In one sense Henry's duty to respect the laws of the game is no more pronounced than it is for Hartlepool's no. 9. We tell ourselves that with all that talent, "Henry shouldn't have to do it''. Which is true. But then why do any one of us do things that ought to be beneath us? Because we're human and to be human is to be imperfect.

The Henry who dives appears less often, it ought to be said, than the thespian inside Ruud van Nistelrooy, who has that single blemish on his exemplary goalscoring record.
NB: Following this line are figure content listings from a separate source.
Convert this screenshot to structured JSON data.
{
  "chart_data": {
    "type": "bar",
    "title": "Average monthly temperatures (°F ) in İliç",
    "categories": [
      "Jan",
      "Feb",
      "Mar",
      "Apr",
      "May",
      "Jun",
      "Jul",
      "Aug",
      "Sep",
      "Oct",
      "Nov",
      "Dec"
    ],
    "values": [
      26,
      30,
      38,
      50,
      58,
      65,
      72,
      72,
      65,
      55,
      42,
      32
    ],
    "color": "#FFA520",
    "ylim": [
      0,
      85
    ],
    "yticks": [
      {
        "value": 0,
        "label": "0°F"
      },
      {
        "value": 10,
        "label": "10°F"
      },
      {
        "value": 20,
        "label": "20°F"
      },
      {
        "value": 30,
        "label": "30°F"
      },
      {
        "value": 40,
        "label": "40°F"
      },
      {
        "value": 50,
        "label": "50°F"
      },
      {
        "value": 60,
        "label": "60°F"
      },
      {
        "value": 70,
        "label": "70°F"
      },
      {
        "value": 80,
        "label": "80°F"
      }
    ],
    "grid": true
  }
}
Van Nistelrooy, who is entitled to feel aggrieved at losing out to Henry in both the PFA and football writers' awards, has developed the weakness of pretending to be the victim of a violent assault (usually an elbow).

A good example was when he joined the amateur dramatic society after an innocuous clash with Claude Makelele of Real Madrid. A fervent hope is that Sir Alex Ferguson persuades Van Nistelrooy to erase this stain on his otherwise fine reputation.

In society, value systems change by stealth. What might have seemed unconscionable 20 years ago is widely tolerated or even encouraged today. This is the danger with diving, or deception: that one day it will come to be accepted as "part of the game''. No thanks. Not now, not ever.